# Coupled ODEs with parameters subject to optimization problem

I have an equation, but I don’t know how to program it in Mathematica:

x[0]==1; y[0]==1; x'[t]==(a+b) x[t] y[t]; y'[t]==a b y[t]/x[t];


where a, b are numerical solution of optimization problem, or system of algebraic equations:

Maximize[{3a^0.8b^0.2+a^2/(a-x)+b^2/(b-y)}, {a, b}]


If there had been an exact solution for a, b it would be possible to plug their values into the differential equation, but in this case, first the magnitudes of a and b are calculated, and only then derivatives are determined.

• I guess I cannot help you unless you specify what x' mean? D[x[t],t]? D[x[a],a]? ?? Aug 9, 2015 at 12:49
• Since x and y are functions of t as well as of a and b, it seems to me that Maximize must be done with respect to {a, b, t}. Is that your intent? Aug 10, 2015 at 21:38
• Note also that the quantity to be Maximized becomes infinite as t approaches Log[(a^2 (1 + b))/(a + b)]/(a + b + a b) or Log[(a b^2)/(a + b - b^2)]/(a + b + a b). Aug 10, 2015 at 21:51
• I am not sure but as x[0] and y[0] are given you can calculate a[x[0]] and b[x[0]]. So if you discretize your differential system of equations you can obtain x[0+h],y[0+h] and then use those two values to calculate a[x[h]], b[x[h]] and so on. In choosing a small gap h you certainly approach the solution. If you cannot manage it I will try later Jun 4, 2016 at 22:18
• Sounds like this could be formulated as a DAE, with the gradient used in the associated algebraic equations. Jan 31, 2017 at 5:45

First of all, I'd like to point out the function you chose for optimization doesn't have a finite maximum:

With[{k = 10^20},
Plot3D[3 a^(8/10) b^(2/10) + a^2/(a - x) + b^2/(b - y) /. x | y -> 1 //
Evaluate, {a, -k, k}, {b, -k, k}]]


Still, generally it's possible to do what you want, here I'll use

Maximize[-(a - Sin[x])^2 - (b - Sin[y])^2, {a, b}]
(* {0, {a -> Sin[x], b -> Sin[y]}} *)


as an example. As you can see this optimization problem has an symbolic solution so we can easily check if the obtained solution is correct.

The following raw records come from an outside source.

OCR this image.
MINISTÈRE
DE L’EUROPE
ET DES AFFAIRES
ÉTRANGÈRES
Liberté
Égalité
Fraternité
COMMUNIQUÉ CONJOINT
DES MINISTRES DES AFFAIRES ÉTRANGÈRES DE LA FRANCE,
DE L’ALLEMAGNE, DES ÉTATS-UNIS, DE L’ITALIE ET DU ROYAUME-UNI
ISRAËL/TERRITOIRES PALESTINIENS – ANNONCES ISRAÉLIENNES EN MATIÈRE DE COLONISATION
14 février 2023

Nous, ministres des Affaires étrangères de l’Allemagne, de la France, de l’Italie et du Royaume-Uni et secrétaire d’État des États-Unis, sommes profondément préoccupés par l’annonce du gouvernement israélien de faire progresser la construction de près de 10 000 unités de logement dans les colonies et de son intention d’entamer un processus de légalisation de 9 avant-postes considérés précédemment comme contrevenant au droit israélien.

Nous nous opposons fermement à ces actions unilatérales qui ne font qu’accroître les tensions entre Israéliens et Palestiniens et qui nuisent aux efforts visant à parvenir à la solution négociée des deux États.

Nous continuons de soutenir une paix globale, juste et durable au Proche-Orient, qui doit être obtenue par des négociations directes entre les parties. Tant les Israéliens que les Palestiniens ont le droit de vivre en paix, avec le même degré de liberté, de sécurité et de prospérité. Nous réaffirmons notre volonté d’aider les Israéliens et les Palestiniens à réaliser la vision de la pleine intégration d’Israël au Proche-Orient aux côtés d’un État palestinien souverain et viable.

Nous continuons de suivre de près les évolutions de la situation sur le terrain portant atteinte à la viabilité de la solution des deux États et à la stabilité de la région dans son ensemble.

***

Back to our problem, what we need is just a black box function:

blackbox[{x_?NumericQ, y_}] :=
Module[{a, b}, {a, b} = NArgMax[-(a - Sin[x])^2 - (b - Sin[y])^2, {a, b}]; {(a + b) x y,
a b y/x}]

solxy = NDSolveValue[{xy'[t] == blackbox[xy@t], xy[0] == {1, 1}},
xy, {t, 0, 1}]; // AbsoluteTiming
(* {3.044525, Null} *)

{solx, soly} =
ListInterpolation[#, Flatten@solxy["Grid"]] & /@ Transpose@solxy["ValuesOnGrid"];

(* Result for comparison *)
{solx2, soly2} =
NDSolveValue[{x[0] == 1, y[0] == 1, x'[t] == (a + b) x[t] y[t],
y'[t] == a b y[t]/x[t]} /.
Last@Maximize[-(a - Sin[x@t])^2 - (b - Sin[y@t])^2, {a, b}], {x, y}, {t, 0, 1}];

Plot[{solx@t, soly@t, solx2@t, soly2@t}, {t, 0, 1},
PlotStyle -> {{Thick, Dashed}, {Thick, Dashed}, Thin, Thin}, PlotRange -> All]


# Update

Just saw your comment under Chris' answer. With the constraint 0 < a < 1, 0 < b < 1 there's indeed a finite maximum. Then we just need to define the black box function as:

blackbox[{x_?NumericQ, y_}] :=
Module[{a, b}, {a, b} =
NArgMax[{3 a^(8/10) b^(2/10) + a^2/(a - x) + b^2/(b - y), 0 < a < 1, 0 < b < 1}, {a,
b}]; {(a + b) x y, a b y/x}]


Rest part of the code is unchanged. The obtained result is:

Plot[{solx[t], soly[t]}, {t, 0, 1}]


## This is not an answer but a comment

 {X,Y}=DSolveValue[{x[0] == 1, y[0] == 1, x'[t] == (a + b) x[t] y[t],
y'[t] == a b y[t]/x[t]}, {x, y}, t]


Then you can specify a posteriori your values for a and b?